Lori De La Cruz, a North Richland Hills resident and sustainability coordinator at Mountain View College, said she asked city officials how many complaints they’d had about solar panels and learned that "none" was the answer.

“If nobody’s complaining about it, why is this an issue?” she said. 

She said the city should be pushing renewable energy given that Dallas-Fort Worth has not met the federal air quality standards since they were implemented in 1997.

Larry Howe, the founder of Plano Solar Advocates and board member for the Texas Solar Energy Society, agrees that aesthetics should not be a concern with regards to solar panels. He said he plans to write a letter to the city as well as attend the public hearings to speak against the proposal. 

“Ordinances that address safety issues are good but ordinances that address aesthetics are very subjective,” said Howe. “If their only argument [against a solar installation] is it’s ugly, I don't think it’s a good argument.”

Right, Plano solar panels

He added that when asphalt roofs begin replacing wood-shingled roofs, people didn’t like them at first. 

“It took some time to get used to,” said Howe. “Beauty is in the eye of the beholder. [Solar] is new and they need to get over it.”

Howe, a retired electrical engineer, pointed out the placement of solar panels are key to their performance. If homeowners with south facing homes were not allowed to put solar panels on the front of their roofs, it would render the solar panels less effective. 

“For best overall annual production, the panels should be on the south side,” said Howe. “They’ll have 10 to 30 percent less production if they’re installed any other way.”

Left, a ground mounted system in Cedar Hill.

Meanwhile, the majority of cities in North Texas, including Dallas and Fort Worth, have simple permitting processes regarding solar, according to Lepinski’s research. The city of Flower Mound attempted to adopt a strict solar ordinance but ended up removing a requirement that solar panels could not be visible from the street. The city of Southlake is an exception, requiring a special use permit for all solar installations. 

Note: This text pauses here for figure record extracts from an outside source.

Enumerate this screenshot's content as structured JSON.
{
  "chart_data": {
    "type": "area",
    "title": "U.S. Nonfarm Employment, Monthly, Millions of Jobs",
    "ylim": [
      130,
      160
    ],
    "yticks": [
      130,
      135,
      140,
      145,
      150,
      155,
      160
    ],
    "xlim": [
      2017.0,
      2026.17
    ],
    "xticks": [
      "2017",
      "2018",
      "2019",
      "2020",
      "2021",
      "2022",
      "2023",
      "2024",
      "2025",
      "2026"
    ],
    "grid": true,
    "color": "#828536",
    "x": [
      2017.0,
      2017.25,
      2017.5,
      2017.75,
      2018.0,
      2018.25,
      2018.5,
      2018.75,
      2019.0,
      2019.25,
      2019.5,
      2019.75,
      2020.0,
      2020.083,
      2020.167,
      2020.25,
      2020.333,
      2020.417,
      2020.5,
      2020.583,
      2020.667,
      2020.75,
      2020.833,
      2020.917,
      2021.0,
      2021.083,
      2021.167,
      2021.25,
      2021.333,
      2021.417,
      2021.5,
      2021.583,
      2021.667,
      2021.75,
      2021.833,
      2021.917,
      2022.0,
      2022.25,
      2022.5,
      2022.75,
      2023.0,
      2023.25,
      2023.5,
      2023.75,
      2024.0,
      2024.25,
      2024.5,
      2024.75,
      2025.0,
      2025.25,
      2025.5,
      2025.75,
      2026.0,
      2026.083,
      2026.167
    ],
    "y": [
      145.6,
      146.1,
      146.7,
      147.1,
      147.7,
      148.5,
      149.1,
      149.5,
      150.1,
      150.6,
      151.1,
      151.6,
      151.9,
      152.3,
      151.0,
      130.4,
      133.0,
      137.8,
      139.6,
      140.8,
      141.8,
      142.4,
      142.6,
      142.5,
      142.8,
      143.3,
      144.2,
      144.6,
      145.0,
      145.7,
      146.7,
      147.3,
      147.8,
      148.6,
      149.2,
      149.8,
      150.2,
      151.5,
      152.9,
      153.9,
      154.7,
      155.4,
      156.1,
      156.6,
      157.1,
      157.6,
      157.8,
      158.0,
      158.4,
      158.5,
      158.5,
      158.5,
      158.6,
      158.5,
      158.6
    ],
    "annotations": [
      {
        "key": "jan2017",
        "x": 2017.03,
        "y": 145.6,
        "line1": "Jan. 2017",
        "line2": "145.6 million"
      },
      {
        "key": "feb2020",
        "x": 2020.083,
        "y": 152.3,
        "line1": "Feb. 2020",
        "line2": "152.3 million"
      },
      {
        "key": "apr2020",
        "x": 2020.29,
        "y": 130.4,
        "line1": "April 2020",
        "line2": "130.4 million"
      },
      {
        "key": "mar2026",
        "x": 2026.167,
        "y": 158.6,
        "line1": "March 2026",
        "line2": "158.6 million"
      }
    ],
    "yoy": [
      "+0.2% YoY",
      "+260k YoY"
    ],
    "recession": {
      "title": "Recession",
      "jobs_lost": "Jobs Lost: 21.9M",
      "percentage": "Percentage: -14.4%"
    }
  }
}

The SUP process, proposed by North Richland Hills for some solar installation, requires that property owners within 200 feet of the subject property be notified. The public hearing is also published in the local newspaper and a sign is posted on the applicant’s property. By state law, if 20 percent of the land area within the 200-foot notification boundary formally opposes a case, a super majority of the City Council – six members – would have to approve the case. 

In defense, Comstock said just because other residents object to a SUP proposal does not mean that City Council will deny the application. 

“In fact, we recently had a zoning case where many adjacent neighbors opposed the zoning request and the 20 percent threshold was met, but City Council approved it because it was in keeping with the Comprehensive Land Use Plan and other factors. 

Above, a home in North Richland Hills with solar panels on the back side of the home's roof. 

In addition, Comstock said to address concerns about the added cost and process time for these special use permits, the staff will be asking City Council to consider a reduction in the SUP application cost from $576 to $50 as well as an expedited application process policy for solar panel SUPs that would create a 30-day turnaround.

Howe said that even if cities that require special use permits ultimately grant solar installation applications, it’s the additional hurdle that may keep people from applying. 

“If the message gets out that it’s a big hassle, they may not even ask to get quotes,” he said.

Both Lepinski and Howe encourage everyone who supports solar power, to attend the hearings on Nov. 20 and Dec. 8 to let the city know that there is support for the expansion of residential solar energy. If you plan to speak, Lepinski advises arriving at 6 p.m. to sign up to speak.

“What’s really significant is what they hear from their citizens,” said Howe. “As long as they hear some advocates come out and say something, they’ll have to rethink the issue.”